For all who look for something like this, iZotope RX (the audio retouche software) has a function called "Musical Rebalance" which is great for reducing spill or changing the balance in a live recording.

ccn0p 12 days ago

talk about a missed opportunity without examples. did I miss them somewhere?

nerfhammer 12 days ago

I've always wanted a way to extract just the kick drums in realtime but I don't understand this field well enough to understand whether it would be remotely possible or not.

  • jononor 12 days ago

    You want just the beat, ie the time markers of each kick? Or you want the isolated sound (ie audio) of each kick? Both are generally possible today, though the approach will differ a little bit.

screech 12 days ago

Just wow! There were methods extracting acapellas from tracks, but this tool here is another level. Fascinating how good the results are.

polishdude20 12 days ago

This is awesome! Tried it out on Rush's Tom Sawyer and it splits out the vocals great! I can see this being super useful!

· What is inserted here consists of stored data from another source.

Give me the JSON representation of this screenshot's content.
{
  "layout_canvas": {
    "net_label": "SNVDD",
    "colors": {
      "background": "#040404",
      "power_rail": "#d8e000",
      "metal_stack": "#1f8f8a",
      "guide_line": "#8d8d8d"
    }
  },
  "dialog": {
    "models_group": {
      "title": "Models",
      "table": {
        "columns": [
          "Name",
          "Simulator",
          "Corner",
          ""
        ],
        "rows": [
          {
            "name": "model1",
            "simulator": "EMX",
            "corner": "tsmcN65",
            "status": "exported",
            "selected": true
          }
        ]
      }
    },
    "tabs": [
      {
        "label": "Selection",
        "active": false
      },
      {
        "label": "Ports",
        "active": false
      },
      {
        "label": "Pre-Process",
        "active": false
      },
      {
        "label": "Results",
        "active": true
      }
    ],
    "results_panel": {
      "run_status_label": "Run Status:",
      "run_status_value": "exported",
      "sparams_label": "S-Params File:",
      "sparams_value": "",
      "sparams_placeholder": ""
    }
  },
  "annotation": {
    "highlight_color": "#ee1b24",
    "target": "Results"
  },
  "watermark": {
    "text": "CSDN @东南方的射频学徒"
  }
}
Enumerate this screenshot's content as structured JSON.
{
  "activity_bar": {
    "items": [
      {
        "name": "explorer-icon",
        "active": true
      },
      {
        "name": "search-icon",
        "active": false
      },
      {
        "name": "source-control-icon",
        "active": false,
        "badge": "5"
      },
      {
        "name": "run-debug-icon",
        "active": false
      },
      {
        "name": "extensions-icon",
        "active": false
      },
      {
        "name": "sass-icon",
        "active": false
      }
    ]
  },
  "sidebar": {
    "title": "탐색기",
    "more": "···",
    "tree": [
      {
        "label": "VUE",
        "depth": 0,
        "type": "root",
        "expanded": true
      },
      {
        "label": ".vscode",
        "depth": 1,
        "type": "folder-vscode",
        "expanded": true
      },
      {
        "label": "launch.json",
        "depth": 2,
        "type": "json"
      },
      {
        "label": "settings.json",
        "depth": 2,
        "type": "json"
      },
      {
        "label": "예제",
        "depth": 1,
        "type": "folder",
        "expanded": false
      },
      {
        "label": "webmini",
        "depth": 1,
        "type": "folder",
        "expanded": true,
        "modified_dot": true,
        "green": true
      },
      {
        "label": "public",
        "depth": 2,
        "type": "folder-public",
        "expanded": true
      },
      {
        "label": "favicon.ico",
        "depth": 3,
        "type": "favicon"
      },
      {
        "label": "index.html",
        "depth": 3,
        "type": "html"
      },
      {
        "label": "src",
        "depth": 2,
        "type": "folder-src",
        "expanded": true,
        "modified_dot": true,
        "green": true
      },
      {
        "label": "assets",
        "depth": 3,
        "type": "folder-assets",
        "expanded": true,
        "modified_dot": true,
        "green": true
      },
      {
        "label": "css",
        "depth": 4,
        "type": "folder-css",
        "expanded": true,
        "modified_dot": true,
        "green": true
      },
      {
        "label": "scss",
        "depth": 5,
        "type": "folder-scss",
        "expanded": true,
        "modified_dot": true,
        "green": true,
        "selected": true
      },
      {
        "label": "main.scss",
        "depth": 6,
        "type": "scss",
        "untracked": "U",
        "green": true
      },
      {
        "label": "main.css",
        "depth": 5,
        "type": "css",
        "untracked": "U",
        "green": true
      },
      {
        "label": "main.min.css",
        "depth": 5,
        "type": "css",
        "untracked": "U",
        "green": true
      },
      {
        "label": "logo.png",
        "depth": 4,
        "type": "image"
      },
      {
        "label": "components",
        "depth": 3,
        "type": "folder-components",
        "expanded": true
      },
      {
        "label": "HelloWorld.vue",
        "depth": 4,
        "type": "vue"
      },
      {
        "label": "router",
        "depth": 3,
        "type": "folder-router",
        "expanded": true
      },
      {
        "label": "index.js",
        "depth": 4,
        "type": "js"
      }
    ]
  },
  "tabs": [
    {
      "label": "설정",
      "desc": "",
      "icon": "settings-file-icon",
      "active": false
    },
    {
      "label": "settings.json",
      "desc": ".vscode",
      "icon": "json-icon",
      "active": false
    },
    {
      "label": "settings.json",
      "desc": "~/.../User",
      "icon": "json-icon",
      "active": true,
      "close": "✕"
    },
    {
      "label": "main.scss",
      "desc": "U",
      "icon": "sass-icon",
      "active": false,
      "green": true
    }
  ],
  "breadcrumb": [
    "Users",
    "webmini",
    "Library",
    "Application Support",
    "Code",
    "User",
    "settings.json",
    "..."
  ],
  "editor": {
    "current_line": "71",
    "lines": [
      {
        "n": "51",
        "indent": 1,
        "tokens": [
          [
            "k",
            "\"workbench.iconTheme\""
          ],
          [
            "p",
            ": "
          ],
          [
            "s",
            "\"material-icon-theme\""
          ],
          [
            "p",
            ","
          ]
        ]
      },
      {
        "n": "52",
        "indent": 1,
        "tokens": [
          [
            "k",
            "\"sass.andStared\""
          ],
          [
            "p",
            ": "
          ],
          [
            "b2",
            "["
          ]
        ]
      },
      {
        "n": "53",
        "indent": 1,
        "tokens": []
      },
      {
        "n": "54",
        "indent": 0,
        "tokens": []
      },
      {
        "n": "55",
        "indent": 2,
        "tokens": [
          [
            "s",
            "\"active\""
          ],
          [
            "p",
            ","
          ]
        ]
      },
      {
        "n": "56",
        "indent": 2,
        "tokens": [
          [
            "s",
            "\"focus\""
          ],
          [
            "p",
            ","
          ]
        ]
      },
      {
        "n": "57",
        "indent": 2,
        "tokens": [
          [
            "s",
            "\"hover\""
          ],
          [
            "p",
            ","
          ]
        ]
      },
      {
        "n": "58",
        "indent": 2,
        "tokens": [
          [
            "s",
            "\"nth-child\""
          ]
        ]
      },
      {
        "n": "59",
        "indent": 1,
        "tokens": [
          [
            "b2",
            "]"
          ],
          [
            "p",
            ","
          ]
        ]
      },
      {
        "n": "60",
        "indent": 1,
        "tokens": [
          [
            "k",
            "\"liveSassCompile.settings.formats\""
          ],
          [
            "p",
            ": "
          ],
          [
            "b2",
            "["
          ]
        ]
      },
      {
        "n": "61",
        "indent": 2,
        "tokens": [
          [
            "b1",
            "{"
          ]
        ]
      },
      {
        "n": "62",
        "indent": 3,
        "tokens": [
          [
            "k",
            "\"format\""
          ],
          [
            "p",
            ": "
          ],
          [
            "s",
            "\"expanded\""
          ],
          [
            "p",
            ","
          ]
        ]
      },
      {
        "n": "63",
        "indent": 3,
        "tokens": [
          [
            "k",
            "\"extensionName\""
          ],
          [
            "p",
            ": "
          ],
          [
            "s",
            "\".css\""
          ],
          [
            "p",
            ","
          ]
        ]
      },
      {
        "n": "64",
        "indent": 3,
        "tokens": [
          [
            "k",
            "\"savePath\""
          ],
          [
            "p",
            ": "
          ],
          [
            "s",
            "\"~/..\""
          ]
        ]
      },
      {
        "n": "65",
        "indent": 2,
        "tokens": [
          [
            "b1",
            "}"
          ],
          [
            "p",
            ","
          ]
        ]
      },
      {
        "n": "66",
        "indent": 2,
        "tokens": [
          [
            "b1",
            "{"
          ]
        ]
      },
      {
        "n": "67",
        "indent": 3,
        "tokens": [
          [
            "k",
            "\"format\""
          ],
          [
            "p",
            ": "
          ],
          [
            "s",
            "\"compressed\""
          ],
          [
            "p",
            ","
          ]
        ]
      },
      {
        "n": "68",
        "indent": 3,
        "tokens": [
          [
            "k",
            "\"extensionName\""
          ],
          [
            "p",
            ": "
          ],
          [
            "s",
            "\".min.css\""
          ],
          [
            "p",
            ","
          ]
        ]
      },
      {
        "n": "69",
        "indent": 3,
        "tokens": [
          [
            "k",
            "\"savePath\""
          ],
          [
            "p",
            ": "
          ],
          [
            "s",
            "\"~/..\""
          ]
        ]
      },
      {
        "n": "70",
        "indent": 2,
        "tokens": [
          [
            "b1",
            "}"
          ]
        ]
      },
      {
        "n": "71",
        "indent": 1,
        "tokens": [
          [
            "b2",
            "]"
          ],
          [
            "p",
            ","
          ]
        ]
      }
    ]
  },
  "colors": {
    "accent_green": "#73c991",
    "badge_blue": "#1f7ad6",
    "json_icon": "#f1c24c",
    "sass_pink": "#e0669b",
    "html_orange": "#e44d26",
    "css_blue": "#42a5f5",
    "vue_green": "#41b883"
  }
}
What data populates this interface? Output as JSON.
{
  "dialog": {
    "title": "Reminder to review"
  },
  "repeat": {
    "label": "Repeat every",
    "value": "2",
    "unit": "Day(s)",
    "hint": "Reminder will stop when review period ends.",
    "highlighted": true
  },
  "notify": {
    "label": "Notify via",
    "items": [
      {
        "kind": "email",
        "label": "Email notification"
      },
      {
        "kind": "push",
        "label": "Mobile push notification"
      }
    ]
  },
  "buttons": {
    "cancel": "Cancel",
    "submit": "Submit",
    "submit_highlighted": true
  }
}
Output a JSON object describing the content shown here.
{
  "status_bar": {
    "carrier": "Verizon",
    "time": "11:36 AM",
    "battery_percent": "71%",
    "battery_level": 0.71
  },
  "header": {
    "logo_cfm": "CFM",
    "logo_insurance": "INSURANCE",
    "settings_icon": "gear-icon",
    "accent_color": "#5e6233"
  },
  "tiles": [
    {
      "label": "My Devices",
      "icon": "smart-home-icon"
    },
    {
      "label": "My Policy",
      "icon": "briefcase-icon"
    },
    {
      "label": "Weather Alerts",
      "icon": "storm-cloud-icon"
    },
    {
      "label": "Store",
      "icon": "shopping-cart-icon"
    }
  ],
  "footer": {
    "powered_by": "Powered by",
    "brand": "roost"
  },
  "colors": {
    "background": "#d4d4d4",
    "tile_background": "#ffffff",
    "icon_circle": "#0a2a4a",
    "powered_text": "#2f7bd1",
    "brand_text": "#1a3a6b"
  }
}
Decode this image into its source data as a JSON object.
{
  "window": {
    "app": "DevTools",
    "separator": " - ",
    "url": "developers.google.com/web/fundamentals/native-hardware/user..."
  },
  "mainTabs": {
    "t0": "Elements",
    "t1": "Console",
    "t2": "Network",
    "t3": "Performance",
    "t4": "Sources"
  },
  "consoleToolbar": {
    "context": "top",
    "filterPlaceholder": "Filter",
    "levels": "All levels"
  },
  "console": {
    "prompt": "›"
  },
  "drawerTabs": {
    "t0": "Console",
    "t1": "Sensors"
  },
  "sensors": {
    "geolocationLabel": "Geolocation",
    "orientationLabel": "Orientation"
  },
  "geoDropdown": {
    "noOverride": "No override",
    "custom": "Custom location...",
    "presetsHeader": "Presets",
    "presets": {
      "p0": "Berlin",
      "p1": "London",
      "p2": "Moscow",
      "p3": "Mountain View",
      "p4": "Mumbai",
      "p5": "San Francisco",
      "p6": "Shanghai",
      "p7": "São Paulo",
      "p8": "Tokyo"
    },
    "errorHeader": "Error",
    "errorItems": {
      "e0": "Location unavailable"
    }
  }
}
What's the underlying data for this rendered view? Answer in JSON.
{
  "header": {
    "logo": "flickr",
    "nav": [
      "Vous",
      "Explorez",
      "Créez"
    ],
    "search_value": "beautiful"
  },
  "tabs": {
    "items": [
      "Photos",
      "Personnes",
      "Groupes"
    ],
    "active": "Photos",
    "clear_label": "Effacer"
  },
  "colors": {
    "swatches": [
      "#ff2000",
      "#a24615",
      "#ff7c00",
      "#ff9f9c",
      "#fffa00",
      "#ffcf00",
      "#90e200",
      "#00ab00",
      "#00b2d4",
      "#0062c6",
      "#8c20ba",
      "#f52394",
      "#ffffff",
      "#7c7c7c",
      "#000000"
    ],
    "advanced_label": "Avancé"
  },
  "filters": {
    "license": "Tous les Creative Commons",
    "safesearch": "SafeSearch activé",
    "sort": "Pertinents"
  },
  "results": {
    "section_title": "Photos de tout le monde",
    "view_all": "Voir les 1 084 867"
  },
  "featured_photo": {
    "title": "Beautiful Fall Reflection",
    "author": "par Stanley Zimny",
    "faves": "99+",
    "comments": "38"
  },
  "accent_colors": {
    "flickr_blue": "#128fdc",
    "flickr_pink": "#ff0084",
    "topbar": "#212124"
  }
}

abbusfoflouotne 12 days ago

Would appreciate an easier way to download and run this! The steps on the readme are pretty long, at least for me (Mac user)

interestica 12 days ago

How does it compare to lalal.ai ?

  • threefour 12 days ago

    It's free.

    • amelius 11 days ago

      And otherwise identical?

      • kbob 10 days ago

        Demucs did a much better job of isolating the bass on a blues track than LALAL. The bass actually sounded like a bass. LALAL got the note pitches but lost their attacks.

colecut 11 days ago

Anyone else just getting 'failed' on every song they try?

NonNefarious 12 days ago

How do you load a local file?

  • diimdeep 12 days ago

    There is no support for a such thing, this is software in year 2022, never local, online first.

    • NonNefarious 11 days ago

      Hahah, I know, right? People actually believe that shit... until they get jacked by a service provider.

volkse 12 days ago

Is there a VST front end?

raydiatian 12 days ago

How does it perform compared to Deezer Spleeter or lalal.ai

Else who cares